L’énormité des besoins à couvrir montre, par comparaison, que la générosité humanitaire, aussi admirable et aussi nécessaire qu’elle soit, n’est pas une solution de long terme. L’émotion ne peut se substituer à la politique. Chaque catastrophe révèle, comme un effet de loupe, la détresse structurelle des plus pauvres. De ceux qui sont les victimes ordinaires de l’inégale et injuste répartition des richesses dans le monde. C’est pourquoi, si on souhaite vraiment que l’effet des cataclysmes soit moins destructeur, il faudra aller vers la recherche de solutions permanentes.

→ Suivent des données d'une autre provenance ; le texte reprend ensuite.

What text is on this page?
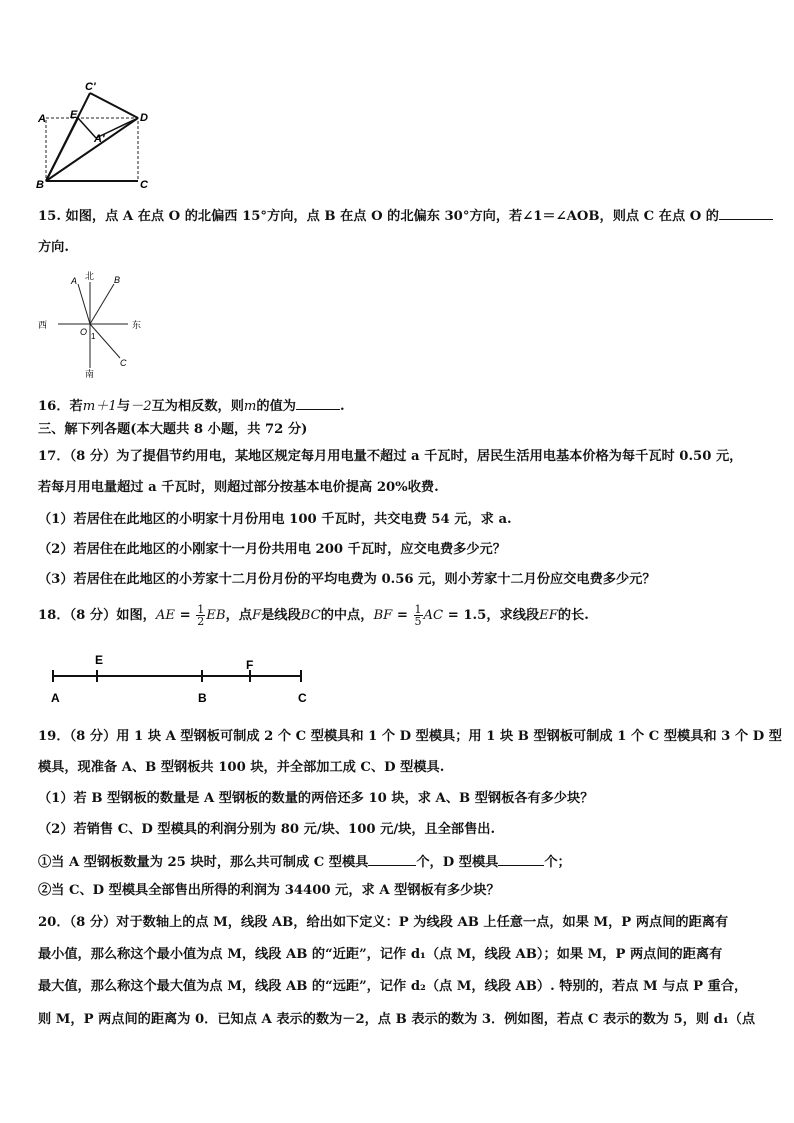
A E
C'
D
A'
B	C
15. 如图，点 A 在点 O 的北偏西 15°方向，点 B 在点 O 的北偏东 30°方向，若∠1＝∠AOB，则点 C 在点 O 的
方向.
北
南
东
西
A	B
C
O 1
16．若m＋1与－2互为相反数，则m的值为	.
三、解下列各题(本大题共 8 小题，共 72 分)
17．（8 分）为了提倡节约用电，某地区规定每月用电量不超过 a 千瓦时，居民生活用电基本价格为每千瓦时 0.50 元，
若每月用电量超过 a 千瓦时，则超过部分按基本电价提高 20%收费.
（1）若居住在此地区的小明家十月份用电 100 千瓦时，共交电费 54 元，求 a.
（2）若居住在此地区的小刚家十一月份共用电 200 千瓦时，应交电费多少元？
（3）若居住在此地区的小芳家十二月份月份的平均电费为 0.56 元，则小芳家十二月份应交电费多少元？
18．（8 分）如图，AE = $\frac{1}{2}$ EB，点F是线段BC的中点，BF = $\frac{1}{5}$ AC = 1.5，求线段EF的长.
A
E
B
F
C
19．（8 分）用 1 块 A 型钢板可制成 2 个 C 型模具和 1 个 D 型模具；用 1 块 B 型钢板可制成 1 个 C 型模具和 3 个 D 型
模具，现准备 A、B 型钢板共 100 块，并全部加工成 C、D 型模具.
（1）若 B 型钢板的数量是 A 型钢板的数量的两倍还多 10 块，求 A、B 型钢板各有多少块？
（2）若销售 C、D 型模具的利润分别为 80 元/块、100 元/块，且全部售出.
①当 A 型钢板数量为 25 块时，那么共可制成 C 型模具	个，D 型模具	个；
②当 C、D 型模具全部售出所得的利润为 34400 元，求 A 型钢板有多少块？
20．（8 分）对于数轴上的点 M，线段 AB，给出如下定义：P 为线段 AB 上任意一点，如果 M，P 两点间的距离有
最小值，那么称这个最小值为点 M，线段 AB 的“近距”，记作 d₁（点 M，线段 AB）；如果 M，P 两点间的距离有
最大值，那么称这个最大值为点 M，线段 AB 的“远距”，记作 d₂（点 M，线段 AB）. 特别的，若点 M 与点 P 重合，
则 M，P 两点间的距离为 0．已知点 A 表示的数为－2，点 B 表示的数为 3．例如图，若点 C 表示的数为 5，则 d₁（点
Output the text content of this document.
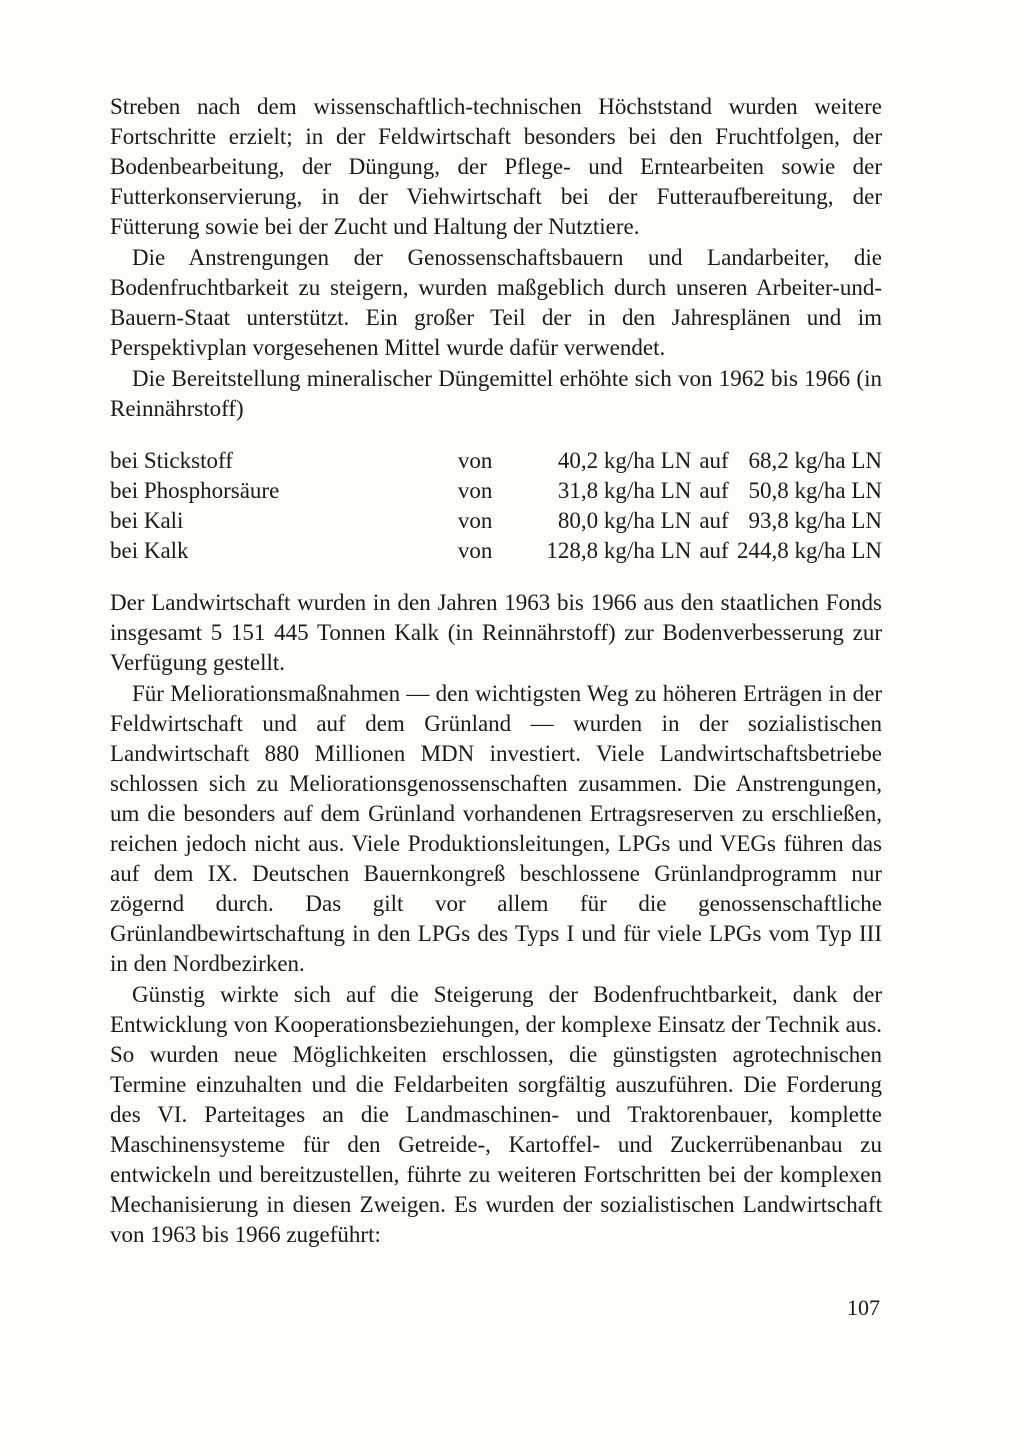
Streben nach dem wissenschaftlich-technischen Höchststand wurden weitere Fortschritte erzielt; in der Feldwirtschaft besonders bei den Fruchtfolgen, der Bodenbearbeitung, der Düngung, der Pflege- und Erntearbeiten sowie der Futterkonservierung, in der Viehwirtschaft bei der Futteraufbereitung, der Fütterung sowie bei der Zucht und Haltung der Nutztiere.

Die Anstrengungen der Genossenschaftsbauern und Landarbeiter, die Bodenfruchtbarkeit zu steigern, wurden maßgeblich durch unseren Arbeiter-und-Bauern-Staat unterstützt. Ein großer Teil der in den Jahresplänen und im Perspektivplan vorgesehenen Mittel wurde dafür verwendet.

Die Bereitstellung mineralischer Düngemittel erhöhte sich von 1962 bis 1966 (in Reinnährstoff)

bei Stickstoff	von	40,2 kg/ha LN	auf	68,2 kg/ha LN
bei Phosphorsäure	von	31,8 kg/ha LN	auf	50,8 kg/ha LN
bei Kali	von	80,0 kg/ha LN	auf	93,8 kg/ha LN
bei Kalk	von	128,8 kg/ha LN	auf	244,8 kg/ha LN

Der Landwirtschaft wurden in den Jahren 1963 bis 1966 aus den staatlichen Fonds insgesamt 5 151 445 Tonnen Kalk (in Reinnährstoff) zur Bodenverbesserung zur Verfügung gestellt.

Für Meliorationsmaßnahmen — den wichtigsten Weg zu höheren Erträgen in der Feldwirtschaft und auf dem Grünland — wurden in der sozialistischen Landwirtschaft 880 Millionen MDN investiert. Viele Landwirtschaftsbetriebe schlossen sich zu Meliorationsgenossenschaften zusammen. Die Anstrengungen, um die besonders auf dem Grünland vorhandenen Ertragsreserven zu erschließen, reichen jedoch nicht aus. Viele Produktionsleitungen, LPGs und VEGs führen das auf dem IX. Deutschen Bauernkongreß beschlossene Grünlandprogramm nur zögernd durch. Das gilt vor allem für die genossenschaftliche Grünlandbewirtschaftung in den LPGs des Typs I und für viele LPGs vom Typ III in den Nordbezirken.

Günstig wirkte sich auf die Steigerung der Bodenfruchtbarkeit, dank der Entwicklung von Kooperationsbeziehungen, der komplexe Einsatz der Technik aus. So wurden neue Möglichkeiten erschlossen, die günstigsten agrotechnischen Termine einzuhalten und die Feldarbeiten sorgfältig auszuführen. Die Forderung des VI. Parteitages an die Landmaschinen- und Traktorenbauer, komplette Maschinensysteme für den Getreide-, Kartoffel- und Zuckerrübenanbau zu entwickeln und bereitzustellen, führte zu weiteren Fortschritten bei der komplexen Mechanisierung in diesen Zweigen. Es wurden der sozialistischen Landwirtschaft von 1963 bis 1966 zugeführt:

107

Et favoriser, pour l’ensemble des habitants de la planète, une redistribution compensatoire.

Il apparaît de plus en plus indispensable, pour affronter des situations d’urgence comme celles-ci, et tout simplement pour bâtir un monde plus juste, de créer une sorte TVA internationale. Cette idée d’une « taxe planétaire » - prélevée sur les marchés des changes (taxe Tobin), sur les ventes d’armes ou sur la consommation d’énergies non renouvelables - a été présentée à l’ONU le 20 septembre 2004 par les présidents Lula du Brésil, Lagos du Chili, Chirac de France et Zapatero, du gouvernement d’ Espagne. Plus de cent pays, soit plus de la moitié des Etats du monde, soutiennent désormais cette heureuse initiative. Pourquoi ne pas s’appuyer sur l’émotion universelle soulevée par la catastrophe de l’océan Indien pour réclamer une mise en œuvre immédiate de cette taxe internationale de solidarité ?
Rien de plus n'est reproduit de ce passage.